Representatives for Van Damme and Mae have not responded to AP’s requests for comment.
On Kadyrov’s 35th birthday on Oct. 5, his government organized a lavish concert in Chechnya’s provincial capital, Grozny, that has been restored after being flattened during two wars between Chechen separatists and Moscow since 1994.
The celebrities – as well as dozens of Russian politicians and pop stars – showed up to congratulate and lavish Kadyrov with praise from a stage arranged between a gigantic mosque and a newly built business center.
During the birthday show, Swank said that she had been taken by the Chechen government’s “passion to make peace and to make something beautiful.” She claimed in her apology that her invitation to the concert made no mention of Kadyrov’s birthday.
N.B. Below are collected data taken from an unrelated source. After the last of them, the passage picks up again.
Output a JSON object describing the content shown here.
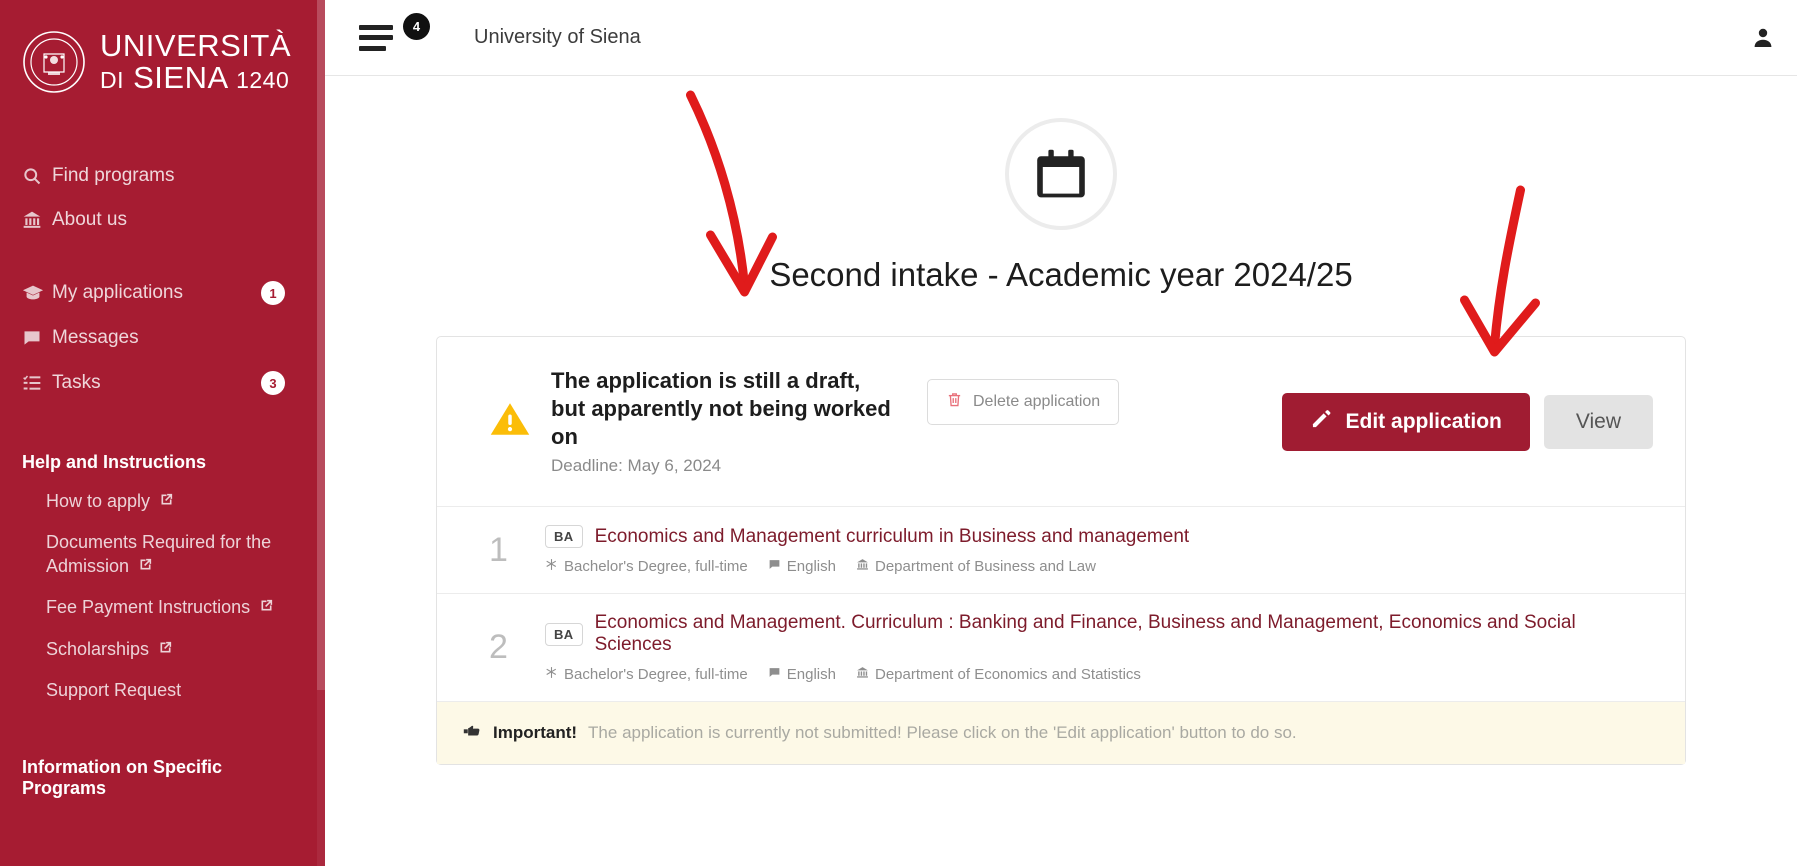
{
  "brand": {
    "logo_line1": "UNIVERSITÀ",
    "logo_di": "DI",
    "logo_siena": "SIENA",
    "logo_year": "1240",
    "accent_red": "#a61c32",
    "button_red": "#a01c32"
  },
  "sidebar": {
    "nav": [
      {
        "label": "Find programs",
        "icon": "search-icon",
        "badge": ""
      },
      {
        "label": "About us",
        "icon": "bank-icon",
        "badge": ""
      },
      {
        "label": "My applications",
        "icon": "graduation-cap-icon",
        "badge": "1"
      },
      {
        "label": "Messages",
        "icon": "chat-bubble-icon",
        "badge": ""
      },
      {
        "label": "Tasks",
        "icon": "task-list-icon",
        "badge": "3"
      }
    ],
    "help_section_title": "Help and Instructions",
    "help_links": [
      {
        "label": "How to apply",
        "external": true
      },
      {
        "label": "Documents Required for the Admission",
        "external": true
      },
      {
        "label": "Fee Payment Instructions",
        "external": true
      },
      {
        "label": "Scholarships",
        "external": true
      },
      {
        "label": "Support Request",
        "external": false
      }
    ],
    "programs_section_title": "Information on Specific Programs"
  },
  "topbar": {
    "menu_icon": "hamburger-menu-icon",
    "menu_badge": "4",
    "title": "University of Siena",
    "user_icon": "user-account-icon"
  },
  "main": {
    "header_icon": "calendar-icon",
    "page_title": "Second intake - Academic year 2024/25",
    "status": {
      "icon": "warning-triangle-icon",
      "title": "The application is still a draft, but apparently not being worked on",
      "deadline": "Deadline: May 6, 2024",
      "delete_label": "Delete application",
      "delete_icon": "trash-icon",
      "edit_label": "Edit application",
      "edit_icon": "pencil-icon",
      "view_label": "View"
    },
    "programs": [
      {
        "number": "1",
        "tag": "BA",
        "title": "Economics and Management curriculum in Business and management",
        "degree": "Bachelor's Degree, full-time",
        "language": "English",
        "department": "Department of Business and Law",
        "degree_icon": "asterisk-icon",
        "language_icon": "chat-bubble-icon",
        "department_icon": "bank-icon"
      },
      {
        "number": "2",
        "tag": "BA",
        "title": "Economics and Management. Curriculum : Banking and Finance, Business and Management, Economics and Social Sciences",
        "degree": "Bachelor's Degree, full-time",
        "language": "English",
        "department": "Department of Economics and Statistics",
        "degree_icon": "asterisk-icon",
        "language_icon": "chat-bubble-icon",
        "department_icon": "bank-icon"
      }
    ],
    "notice": {
      "icon": "pointing-hand-icon",
      "bold": "Important!",
      "text": "The application is currently not submitted! Please click on the 'Edit application' button to do so."
    }
  },
  "annotations": {
    "arrow_color": "#e01b1b",
    "arrow_left_target": "status-card-left",
    "arrow_right_target": "edit-application-button"
  }
}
At the show, Swank also appeared to be one of the few women to wear no headscarf even though women in Chechnya are compelled to adhere to an Islami dress code. Those who refuse to obey have reportedly faced threats and harrassment from Kadyrov’s feared security forces.
Swank won Oscars for her roles in “Boys Don’t Cry” and “Million Dollar Baby.” Her screen credits also include “Freedom Writers,” ‘‘P.S. I Love You” and “Amelia.”
Kadyrov is a former separatist rebel who has boasted of killing his first Russian soldier at age 15. He went over to the federal side at the start of the second Chechen war in 1999.
A string of Kadyrov’s critics and political rivals have been brutally murdered in recent years in Russia, Austria, Dubai and Turkey. Kadyrov has consistently denied involvement in any of the killings, saying the accusations are fabricated to blacken his name.
The birthday show was the latest in a series of expensive and extravagant events sponsored by Kadyrov’s government despite Chechnya’s high poverty and unemployment rates.
He has spent millions of dollars to acquire well-bred horses that have competed in some of the world’s richest races and to renovate a soccer stadium in Grozny. International soccer legends have visited Chechnya to play friendly matches.
Under Kadyrov’s leadership, Chechnya has become relatively quiet, and the insurgent violence has largely migrated to neighboring republics of the volatile North Caucasus region.